The sermon was taken from Joshua 1:5. Sharpton preached about how God assured Joshua that just as He was with Moses during his leadership, so would He be with Joshua. This sermon was uplifting and was delivered in his infamous fashion, intertwining the Word with a message for blacks during Black History Month.

"We didn't get this freedom to become thugs of Macon. We shouldn't only observe black history, but we should make black history," Sharpton urged the congregation. He went on to say, "What troubles me is many of us have our souls corrupt. When I was growing up, the culture was different. Today, we lower expectations and lower standards; therefore, lower the community we are in...Blackness has never been about how low we can go. It has always been about how no matter how low they put us, we'll figure out how to get up!"


Rev. Al Sharpton and Macon Mayor Robert Reichert
Photo Courtesy of Charles Collins & Bernard Dawson


Finally, Sharpton reminded the congregation not to worry about the sequestration. "We used to sleep in slave houses; now we sleep in the White House. We made it through that mess, and just like God was with us through that mess, so shall He be with us during this one!"


Rev. Al Sharpton and Debbie Dennard
Photo Courtesy of Herbert Wynn


There were many dignitaries in attendance for this historical service: City of Macon's Mayor Robert Reichert; C. Jack Ellis, former mayor of Macon; U. S. Congressman Sanford Bishop; Sheriff David Davis of Bibb County; Bibb County Commissioner Sam Hart; Macon City Council members Elaine Lucas, Virgil Watkins, and Lauren Benedict; Macon Black Pages Publisher, Alex Habersham; founder of The Informer, Herbert L. Dennard, Sr.; District Attorney David Cooke; Attorney Virgil Adams, NAACP president, Gwennette Westbrook, and Beulahland’s own Georgia State Representative Nikki Randall and her father who serves as a deacon in the church, Judge William Randall.

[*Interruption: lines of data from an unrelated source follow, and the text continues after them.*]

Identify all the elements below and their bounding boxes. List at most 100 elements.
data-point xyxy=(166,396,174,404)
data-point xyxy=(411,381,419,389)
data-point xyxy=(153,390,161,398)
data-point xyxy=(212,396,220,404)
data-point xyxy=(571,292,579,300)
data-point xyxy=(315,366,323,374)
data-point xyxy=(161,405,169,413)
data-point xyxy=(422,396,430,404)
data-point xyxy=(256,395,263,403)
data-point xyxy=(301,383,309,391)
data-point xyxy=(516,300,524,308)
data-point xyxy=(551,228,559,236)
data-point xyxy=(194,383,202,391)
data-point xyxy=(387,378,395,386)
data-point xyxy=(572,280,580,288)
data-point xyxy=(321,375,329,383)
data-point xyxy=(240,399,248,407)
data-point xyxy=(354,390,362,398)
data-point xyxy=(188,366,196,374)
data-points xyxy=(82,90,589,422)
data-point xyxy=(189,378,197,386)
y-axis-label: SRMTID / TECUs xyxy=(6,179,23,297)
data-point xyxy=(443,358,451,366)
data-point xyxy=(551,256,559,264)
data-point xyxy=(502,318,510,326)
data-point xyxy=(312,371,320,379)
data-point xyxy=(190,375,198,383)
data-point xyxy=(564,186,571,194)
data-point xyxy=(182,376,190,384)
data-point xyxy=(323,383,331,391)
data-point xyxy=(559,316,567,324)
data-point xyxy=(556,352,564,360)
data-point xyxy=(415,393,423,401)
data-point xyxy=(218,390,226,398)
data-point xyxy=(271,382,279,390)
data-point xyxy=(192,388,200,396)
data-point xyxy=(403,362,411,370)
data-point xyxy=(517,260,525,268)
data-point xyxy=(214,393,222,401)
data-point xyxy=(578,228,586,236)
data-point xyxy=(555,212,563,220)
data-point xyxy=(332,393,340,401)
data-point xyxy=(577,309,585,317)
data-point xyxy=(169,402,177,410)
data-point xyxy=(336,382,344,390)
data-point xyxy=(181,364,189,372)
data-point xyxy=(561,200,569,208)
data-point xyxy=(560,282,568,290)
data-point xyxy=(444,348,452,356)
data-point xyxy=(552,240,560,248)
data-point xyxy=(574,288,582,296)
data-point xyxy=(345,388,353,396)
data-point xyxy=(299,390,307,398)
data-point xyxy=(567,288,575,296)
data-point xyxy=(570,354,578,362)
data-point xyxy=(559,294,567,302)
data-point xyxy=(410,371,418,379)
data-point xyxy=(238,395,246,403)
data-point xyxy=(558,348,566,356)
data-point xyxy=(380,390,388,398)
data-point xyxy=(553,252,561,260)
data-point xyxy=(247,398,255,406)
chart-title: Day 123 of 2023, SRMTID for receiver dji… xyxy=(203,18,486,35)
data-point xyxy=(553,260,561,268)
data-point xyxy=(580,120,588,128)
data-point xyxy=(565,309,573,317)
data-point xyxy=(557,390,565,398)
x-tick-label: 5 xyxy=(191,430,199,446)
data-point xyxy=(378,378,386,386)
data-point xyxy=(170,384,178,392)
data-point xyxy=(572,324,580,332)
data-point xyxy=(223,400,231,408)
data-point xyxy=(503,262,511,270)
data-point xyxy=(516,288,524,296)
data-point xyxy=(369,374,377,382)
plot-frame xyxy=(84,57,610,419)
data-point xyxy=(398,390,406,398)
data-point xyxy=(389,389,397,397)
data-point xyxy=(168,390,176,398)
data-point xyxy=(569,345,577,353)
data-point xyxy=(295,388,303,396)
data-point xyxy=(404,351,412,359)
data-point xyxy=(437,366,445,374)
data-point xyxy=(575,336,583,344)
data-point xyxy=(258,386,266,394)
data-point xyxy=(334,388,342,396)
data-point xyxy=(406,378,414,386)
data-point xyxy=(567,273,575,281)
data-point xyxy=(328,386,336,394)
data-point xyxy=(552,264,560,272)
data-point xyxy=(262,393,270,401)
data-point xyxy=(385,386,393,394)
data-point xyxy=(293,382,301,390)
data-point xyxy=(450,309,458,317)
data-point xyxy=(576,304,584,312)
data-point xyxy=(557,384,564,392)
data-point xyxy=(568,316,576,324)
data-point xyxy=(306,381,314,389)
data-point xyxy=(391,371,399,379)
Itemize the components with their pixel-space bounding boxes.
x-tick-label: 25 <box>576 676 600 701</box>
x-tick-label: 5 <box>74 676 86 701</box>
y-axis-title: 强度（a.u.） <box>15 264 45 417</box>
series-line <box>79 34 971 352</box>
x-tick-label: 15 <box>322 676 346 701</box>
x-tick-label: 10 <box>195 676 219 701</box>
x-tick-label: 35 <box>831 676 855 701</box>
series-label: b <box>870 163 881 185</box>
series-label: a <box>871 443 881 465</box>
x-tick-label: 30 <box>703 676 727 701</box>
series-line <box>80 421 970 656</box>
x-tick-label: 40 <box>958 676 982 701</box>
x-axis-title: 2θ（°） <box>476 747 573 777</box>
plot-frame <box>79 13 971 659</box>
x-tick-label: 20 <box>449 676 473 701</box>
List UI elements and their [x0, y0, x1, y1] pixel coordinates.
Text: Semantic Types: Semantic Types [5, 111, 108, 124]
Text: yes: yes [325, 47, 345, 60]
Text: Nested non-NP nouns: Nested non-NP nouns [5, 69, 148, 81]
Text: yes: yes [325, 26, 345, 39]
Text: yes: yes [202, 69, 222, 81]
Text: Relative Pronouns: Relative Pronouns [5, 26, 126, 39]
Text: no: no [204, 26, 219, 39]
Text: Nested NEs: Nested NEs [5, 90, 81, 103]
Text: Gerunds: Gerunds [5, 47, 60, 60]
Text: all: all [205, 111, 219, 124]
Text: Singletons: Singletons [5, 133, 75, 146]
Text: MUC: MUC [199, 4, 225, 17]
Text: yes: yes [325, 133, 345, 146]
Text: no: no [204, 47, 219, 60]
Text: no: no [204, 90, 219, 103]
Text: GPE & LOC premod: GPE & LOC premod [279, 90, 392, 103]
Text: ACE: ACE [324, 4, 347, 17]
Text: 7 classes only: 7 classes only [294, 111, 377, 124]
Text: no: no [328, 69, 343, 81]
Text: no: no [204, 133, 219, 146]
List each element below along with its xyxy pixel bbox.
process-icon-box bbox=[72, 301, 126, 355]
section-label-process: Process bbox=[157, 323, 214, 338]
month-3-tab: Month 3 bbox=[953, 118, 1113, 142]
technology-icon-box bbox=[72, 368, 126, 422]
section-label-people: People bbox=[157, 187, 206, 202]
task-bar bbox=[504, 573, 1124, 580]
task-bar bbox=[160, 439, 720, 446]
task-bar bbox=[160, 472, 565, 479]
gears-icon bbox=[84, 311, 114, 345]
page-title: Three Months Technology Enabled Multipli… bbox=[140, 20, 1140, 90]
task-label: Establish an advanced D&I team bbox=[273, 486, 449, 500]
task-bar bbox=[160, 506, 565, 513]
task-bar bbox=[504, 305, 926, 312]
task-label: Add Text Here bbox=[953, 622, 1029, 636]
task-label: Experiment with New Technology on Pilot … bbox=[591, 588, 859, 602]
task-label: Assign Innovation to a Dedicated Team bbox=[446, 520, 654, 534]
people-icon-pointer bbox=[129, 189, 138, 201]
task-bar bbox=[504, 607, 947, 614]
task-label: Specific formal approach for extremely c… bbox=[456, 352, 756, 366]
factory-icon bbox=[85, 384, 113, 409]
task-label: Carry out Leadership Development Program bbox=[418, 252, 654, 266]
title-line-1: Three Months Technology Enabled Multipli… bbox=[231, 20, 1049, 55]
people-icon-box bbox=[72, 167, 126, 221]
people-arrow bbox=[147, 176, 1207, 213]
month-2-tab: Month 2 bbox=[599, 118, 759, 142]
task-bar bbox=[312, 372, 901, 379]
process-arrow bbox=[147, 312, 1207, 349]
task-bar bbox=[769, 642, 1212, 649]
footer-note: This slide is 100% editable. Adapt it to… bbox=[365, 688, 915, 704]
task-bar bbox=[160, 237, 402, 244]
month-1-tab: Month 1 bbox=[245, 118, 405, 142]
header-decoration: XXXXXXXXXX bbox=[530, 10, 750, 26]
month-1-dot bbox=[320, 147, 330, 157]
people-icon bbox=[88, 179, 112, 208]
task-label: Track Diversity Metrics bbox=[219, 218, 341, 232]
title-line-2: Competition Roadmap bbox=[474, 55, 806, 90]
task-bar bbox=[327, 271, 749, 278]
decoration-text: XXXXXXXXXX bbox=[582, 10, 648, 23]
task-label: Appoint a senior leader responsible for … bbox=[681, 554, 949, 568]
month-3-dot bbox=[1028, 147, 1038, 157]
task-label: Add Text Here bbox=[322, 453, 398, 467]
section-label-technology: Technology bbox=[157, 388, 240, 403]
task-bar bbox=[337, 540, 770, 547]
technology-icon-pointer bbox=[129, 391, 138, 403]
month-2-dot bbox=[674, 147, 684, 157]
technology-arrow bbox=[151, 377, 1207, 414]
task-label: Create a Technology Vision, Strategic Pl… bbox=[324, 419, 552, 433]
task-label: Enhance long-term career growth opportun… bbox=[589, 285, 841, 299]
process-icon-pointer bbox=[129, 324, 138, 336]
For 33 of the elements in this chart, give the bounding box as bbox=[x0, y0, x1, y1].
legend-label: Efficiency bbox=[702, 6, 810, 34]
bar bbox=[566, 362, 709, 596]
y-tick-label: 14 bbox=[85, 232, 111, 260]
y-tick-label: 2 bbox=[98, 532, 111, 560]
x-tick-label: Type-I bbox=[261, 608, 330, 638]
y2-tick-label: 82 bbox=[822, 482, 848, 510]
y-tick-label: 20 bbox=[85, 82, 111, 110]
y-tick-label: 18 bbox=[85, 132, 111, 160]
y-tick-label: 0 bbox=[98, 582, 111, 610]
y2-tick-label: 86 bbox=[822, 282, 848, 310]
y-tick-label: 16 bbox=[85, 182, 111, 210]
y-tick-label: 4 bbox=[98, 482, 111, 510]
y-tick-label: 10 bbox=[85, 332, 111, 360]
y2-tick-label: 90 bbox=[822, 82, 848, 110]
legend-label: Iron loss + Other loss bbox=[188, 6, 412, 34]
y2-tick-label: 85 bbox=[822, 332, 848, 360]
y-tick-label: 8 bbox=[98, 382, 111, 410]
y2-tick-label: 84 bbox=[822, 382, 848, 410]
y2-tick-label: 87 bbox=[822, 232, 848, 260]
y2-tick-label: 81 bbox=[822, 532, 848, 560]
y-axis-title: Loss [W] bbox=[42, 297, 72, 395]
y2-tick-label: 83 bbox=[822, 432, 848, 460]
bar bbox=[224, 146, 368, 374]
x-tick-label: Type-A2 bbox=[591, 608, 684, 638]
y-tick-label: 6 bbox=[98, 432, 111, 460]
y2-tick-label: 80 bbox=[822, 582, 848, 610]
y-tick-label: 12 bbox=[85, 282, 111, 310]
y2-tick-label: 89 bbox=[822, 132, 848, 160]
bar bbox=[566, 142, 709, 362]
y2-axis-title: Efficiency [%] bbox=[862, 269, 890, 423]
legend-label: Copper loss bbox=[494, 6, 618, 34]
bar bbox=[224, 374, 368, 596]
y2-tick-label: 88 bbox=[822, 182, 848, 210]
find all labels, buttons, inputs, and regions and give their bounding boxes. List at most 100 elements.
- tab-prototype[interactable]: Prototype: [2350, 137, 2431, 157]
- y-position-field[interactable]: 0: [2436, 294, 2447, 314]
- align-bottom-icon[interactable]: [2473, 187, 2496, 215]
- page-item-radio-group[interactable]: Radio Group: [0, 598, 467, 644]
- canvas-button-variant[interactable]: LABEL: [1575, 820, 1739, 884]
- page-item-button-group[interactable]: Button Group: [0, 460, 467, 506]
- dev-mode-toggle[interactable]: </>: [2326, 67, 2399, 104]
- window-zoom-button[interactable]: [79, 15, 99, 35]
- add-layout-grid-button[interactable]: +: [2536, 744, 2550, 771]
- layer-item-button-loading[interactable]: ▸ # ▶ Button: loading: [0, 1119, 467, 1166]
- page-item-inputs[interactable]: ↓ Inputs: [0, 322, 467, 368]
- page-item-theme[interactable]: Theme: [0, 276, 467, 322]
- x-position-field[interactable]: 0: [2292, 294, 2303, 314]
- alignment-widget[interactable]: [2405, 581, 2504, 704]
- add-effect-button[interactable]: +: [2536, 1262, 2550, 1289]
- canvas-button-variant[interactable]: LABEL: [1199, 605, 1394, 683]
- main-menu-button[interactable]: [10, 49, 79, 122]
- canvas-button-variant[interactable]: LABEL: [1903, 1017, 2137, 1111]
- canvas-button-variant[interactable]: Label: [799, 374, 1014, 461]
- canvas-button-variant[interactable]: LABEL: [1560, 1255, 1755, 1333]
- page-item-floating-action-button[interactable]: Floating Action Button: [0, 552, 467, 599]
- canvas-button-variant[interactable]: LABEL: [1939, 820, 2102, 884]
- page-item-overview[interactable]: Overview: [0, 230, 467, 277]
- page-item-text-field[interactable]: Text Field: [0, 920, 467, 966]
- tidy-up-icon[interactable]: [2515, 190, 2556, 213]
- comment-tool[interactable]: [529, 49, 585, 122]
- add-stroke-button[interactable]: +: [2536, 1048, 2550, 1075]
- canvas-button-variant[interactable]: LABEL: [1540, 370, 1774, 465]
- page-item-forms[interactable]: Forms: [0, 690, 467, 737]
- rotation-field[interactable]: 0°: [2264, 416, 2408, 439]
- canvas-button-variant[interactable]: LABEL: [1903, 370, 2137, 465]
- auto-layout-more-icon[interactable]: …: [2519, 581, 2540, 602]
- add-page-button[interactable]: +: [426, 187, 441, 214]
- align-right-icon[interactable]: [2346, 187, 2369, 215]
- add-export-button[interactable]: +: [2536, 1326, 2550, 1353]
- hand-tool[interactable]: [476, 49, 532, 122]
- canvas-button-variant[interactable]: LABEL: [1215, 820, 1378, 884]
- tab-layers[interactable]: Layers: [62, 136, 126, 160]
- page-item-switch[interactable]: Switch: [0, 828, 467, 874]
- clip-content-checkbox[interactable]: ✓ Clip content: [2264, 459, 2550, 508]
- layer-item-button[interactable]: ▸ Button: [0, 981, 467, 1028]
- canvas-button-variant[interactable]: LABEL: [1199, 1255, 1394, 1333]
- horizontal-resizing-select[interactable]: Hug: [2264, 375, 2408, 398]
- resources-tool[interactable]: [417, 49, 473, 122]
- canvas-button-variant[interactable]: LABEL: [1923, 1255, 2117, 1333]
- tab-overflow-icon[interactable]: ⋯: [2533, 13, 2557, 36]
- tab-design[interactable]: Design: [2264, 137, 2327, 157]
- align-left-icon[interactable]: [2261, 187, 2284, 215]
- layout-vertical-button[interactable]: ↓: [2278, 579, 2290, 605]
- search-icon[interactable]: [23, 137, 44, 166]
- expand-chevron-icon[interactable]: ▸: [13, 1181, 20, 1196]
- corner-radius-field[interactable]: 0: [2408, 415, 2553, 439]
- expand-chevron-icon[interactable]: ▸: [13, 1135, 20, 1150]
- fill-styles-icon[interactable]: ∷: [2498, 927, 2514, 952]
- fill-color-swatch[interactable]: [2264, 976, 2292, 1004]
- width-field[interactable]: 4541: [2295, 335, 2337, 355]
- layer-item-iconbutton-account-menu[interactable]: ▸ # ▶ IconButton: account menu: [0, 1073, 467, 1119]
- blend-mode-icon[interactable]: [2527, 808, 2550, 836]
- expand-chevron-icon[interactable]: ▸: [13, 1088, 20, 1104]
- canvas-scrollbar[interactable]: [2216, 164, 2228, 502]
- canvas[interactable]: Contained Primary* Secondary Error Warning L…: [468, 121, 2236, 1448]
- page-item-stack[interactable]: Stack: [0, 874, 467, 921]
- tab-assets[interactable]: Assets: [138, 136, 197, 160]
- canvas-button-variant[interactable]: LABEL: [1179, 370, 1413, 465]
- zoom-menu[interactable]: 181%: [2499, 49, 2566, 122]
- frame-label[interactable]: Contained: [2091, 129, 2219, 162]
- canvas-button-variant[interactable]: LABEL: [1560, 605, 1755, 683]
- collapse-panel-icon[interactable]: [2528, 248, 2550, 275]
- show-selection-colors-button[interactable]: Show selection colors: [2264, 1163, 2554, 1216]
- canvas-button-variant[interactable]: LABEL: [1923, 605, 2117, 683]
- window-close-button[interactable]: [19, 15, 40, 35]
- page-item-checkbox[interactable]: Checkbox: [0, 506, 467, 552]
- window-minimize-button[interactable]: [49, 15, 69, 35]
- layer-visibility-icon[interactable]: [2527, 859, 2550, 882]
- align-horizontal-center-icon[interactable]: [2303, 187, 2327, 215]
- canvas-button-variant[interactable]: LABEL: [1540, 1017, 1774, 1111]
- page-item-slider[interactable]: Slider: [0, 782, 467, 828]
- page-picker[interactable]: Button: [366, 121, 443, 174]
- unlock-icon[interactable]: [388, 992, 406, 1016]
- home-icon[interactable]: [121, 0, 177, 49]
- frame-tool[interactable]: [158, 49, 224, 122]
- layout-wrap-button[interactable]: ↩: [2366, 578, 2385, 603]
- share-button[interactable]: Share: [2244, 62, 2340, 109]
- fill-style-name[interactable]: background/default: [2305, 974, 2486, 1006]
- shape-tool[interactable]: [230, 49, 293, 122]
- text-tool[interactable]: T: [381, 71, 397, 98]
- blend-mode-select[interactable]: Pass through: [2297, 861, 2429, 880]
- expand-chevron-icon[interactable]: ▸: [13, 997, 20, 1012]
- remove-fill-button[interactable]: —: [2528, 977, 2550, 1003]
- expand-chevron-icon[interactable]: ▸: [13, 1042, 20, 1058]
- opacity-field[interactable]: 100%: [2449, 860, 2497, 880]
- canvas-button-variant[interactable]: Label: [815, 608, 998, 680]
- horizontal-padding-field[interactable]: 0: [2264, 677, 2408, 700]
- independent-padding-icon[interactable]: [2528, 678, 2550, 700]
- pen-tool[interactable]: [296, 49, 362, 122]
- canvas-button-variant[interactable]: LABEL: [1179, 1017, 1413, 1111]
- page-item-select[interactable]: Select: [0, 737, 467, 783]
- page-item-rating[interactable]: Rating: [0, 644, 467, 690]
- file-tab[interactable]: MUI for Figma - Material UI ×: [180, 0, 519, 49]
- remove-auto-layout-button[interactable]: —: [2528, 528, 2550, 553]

6 year old Ashton Young recite " I Have A Dream" speech by: Dr. Martin L. King, Jr. Photo Courtesy of Charles Collins & Bernard Dawson


Rev. Sharpton, known as the voice of the voiceless and a champion of the downtrodden, is the host of MSNBC’s "PoliticsNation," and a radio show "Keepin it Real." In addition, he is the founder and president of the National Action Network, a not for profit civil rights organization headquartered in Harlem, New York, with over 50 chapters nationwide. Furthermore, in 2004, Sharpton threw his hat in the ring for presidential candidate of the United States, joining the ranks of the other African Americans who had done so before President Obama was elected: Dick Gregory (1968), Rep. Shirley Chisholm (1972), Rev. Jesse Jackson (1984,1988), Lenora Fulani (1988), Alan Keyes (1996, 2000), and Senator Carol Moseley Braun (2004).

The DVD's from this service are available at the Beulahland Bible Church at 478-784-1555 and Worship services at Beulahland take place at 7:30 a.m. and 11:00 a.m. at the 1010 Newberg Avenue (North) location in Macon, Georgia, and at 9:15 a.m. at the 2368 Gunn Road (South) location.